Conformity assessment is the procedural gate through which a high-risk AI system must pass before it reaches the market. Article 43 of Regulation (EU) 2024/1689 governs this gate. It establishes which high-risk systems require a third-party assessment by a notified body, which can satisfy the requirement through internal production control, and what conditions apply in both cases. The downstream consequences of a deficient or absent conformity assessment extend beyond regulatory penalty: they reach the deployer, whose use of a non-conforming system creates its own Article 99 exposure, and they reach the insurer, whose underwriting of a system without a valid conformity record is a significant complication in policy pricing and placement.

Key takeaways

  • Article 43 establishes two conformity assessment tracks. Most Annex III high-risk AI systems may use internal production control (Module A of Annex VI) without a notified body. Systems in the biometric identification category and Annex I product integrations requiring third-party conformity assessment must use a notified body.
  • Module A internal assessment is not self-certification without constraint. The provider must produce complete technical documentation under Annex IV, implement a quality management system, draw up an EU declaration of conformity, affix the CE marking, and register in the EU AI database. The legal accountability for adequacy sits with the provider.
  • Article 26(1) requires deployers to use only high-risk AI systems that comply with the regulation. Verifying a provider's conformity assessment before deployment is a deployer-side obligation, not merely a courtesy check.
  • Substantial modifications to a high-risk AI system trigger a new conformity assessment under Article 43(4). Deployers whose providers update systems materially should request confirmation that a new assessment has been completed before continuing to use the modified system.
  • Conformity assessment completion is a prerequisite for the EU declaration of conformity under Article 47, CE marking under Article 49, and registration in the EU AI database. Deployers can use the database as a first verification step before requesting provider documentation.

The two-track structure of Article 43

Article 43 divides conformity assessment into two tracks defined by the category of high-risk AI system in question. The division reflects a distinction in how different high-risk systems generate risk and how well-established existing third-party infrastructure is for assessing them.

Track 1 requires third-party conformity assessment by a notified body. It applies to two categories. The first is AI systems that are safety components of products already subject to third-party conformity assessment under Union harmonisation legislation listed in Annex I of the Regulation, where the AI system's conformity must be assessed within the framework of that legislation. The second is AI systems in Annex III point 1, covering biometric identification and categorisation systems. For these systems, Article 43(1) requires the provider to apply to a notified body, which conducts the conformity assessment procedure set out in Annex VII.

Track 2 permits internal production control under Module A, set out in Annex VI. It applies to all other Annex III high-risk AI systems: employment, education, essential services, law enforcement, migration, and the administration of justice categories, except where they are simultaneously subject to Track 1 via an Annex I product integration. This is the track that the majority of enterprise AI deployments fall into. The provider conducts the conformity assessment internally, without an external third-party reviewer.

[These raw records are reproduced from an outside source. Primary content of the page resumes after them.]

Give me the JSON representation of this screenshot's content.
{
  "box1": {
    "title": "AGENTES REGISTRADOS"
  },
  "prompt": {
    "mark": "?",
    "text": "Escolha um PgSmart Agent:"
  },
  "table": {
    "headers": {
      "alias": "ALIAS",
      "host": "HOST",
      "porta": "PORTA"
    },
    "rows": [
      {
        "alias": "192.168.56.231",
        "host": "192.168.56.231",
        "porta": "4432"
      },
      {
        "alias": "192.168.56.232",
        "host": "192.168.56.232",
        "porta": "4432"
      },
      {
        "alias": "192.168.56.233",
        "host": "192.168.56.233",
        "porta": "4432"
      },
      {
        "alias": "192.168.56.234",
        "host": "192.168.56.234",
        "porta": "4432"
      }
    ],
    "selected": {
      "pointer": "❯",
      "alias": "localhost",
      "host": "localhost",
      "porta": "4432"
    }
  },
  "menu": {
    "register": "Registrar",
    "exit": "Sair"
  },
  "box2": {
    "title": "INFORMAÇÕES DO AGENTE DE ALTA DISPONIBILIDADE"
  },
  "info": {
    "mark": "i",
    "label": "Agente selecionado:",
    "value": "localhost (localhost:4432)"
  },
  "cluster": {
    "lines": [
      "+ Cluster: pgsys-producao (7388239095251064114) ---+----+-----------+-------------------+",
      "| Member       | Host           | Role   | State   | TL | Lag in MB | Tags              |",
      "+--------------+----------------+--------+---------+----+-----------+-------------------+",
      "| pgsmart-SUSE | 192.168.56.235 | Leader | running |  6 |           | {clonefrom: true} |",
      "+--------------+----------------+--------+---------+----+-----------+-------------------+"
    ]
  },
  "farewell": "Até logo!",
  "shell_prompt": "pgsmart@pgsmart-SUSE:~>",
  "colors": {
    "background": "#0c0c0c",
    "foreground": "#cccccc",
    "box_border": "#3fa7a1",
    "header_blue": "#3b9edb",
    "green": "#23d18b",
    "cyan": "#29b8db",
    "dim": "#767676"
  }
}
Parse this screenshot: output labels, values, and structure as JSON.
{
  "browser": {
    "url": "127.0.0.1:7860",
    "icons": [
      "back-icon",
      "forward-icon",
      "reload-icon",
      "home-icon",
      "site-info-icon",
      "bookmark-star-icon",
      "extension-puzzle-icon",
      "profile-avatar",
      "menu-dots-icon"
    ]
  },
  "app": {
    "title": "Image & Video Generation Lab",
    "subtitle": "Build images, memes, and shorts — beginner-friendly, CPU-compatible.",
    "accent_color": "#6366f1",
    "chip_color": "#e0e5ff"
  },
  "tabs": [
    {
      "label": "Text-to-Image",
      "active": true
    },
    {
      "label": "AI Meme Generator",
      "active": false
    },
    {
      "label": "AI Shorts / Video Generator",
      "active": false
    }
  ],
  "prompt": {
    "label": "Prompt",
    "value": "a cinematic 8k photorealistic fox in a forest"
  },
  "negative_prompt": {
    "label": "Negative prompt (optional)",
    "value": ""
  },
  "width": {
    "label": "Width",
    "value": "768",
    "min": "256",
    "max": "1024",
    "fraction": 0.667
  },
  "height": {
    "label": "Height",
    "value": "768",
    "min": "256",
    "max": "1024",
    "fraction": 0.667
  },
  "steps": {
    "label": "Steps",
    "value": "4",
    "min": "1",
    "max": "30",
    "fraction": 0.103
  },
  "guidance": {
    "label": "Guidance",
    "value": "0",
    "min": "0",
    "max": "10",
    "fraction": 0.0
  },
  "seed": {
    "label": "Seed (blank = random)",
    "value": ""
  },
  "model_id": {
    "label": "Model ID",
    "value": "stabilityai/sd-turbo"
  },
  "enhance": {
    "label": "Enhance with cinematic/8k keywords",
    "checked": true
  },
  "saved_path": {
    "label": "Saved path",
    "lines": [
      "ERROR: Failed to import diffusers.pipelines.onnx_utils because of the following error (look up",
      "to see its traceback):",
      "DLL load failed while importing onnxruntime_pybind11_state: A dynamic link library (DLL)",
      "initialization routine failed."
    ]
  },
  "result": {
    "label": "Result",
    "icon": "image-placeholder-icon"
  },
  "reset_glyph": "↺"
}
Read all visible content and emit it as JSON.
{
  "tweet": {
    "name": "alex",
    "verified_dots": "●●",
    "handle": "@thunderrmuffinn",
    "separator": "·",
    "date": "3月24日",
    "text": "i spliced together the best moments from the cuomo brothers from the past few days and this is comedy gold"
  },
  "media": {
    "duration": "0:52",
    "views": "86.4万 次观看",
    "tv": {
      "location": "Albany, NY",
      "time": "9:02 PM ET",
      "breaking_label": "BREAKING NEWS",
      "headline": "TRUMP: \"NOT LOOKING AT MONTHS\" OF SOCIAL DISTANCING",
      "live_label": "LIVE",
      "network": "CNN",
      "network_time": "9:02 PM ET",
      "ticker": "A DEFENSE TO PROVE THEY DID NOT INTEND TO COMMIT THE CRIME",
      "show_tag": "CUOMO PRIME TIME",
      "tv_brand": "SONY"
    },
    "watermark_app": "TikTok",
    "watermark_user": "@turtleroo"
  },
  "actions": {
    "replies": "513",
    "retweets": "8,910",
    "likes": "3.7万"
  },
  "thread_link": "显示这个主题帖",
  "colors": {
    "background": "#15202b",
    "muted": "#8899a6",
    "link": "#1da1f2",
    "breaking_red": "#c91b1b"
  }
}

The two-track structure reflects a deliberate regulatory design choice. Biometric systems and Annex I product integrations were treated as requiring external verification because the risk profile of biometric identification, and the existing third-party certification architecture for regulated products, created a stronger case for external oversight. Employment, credit, and education AI, despite their significant impact on individuals, were considered suitable for provider self-assessment because the conformity criteria are primarily documentation-based and the technical standards infrastructure for third-party assessment of these systems did not exist when the regulation was finalised. Article 43(4) provides that the Commission may require notified body assessment for additional Annex III categories as the regulation matures.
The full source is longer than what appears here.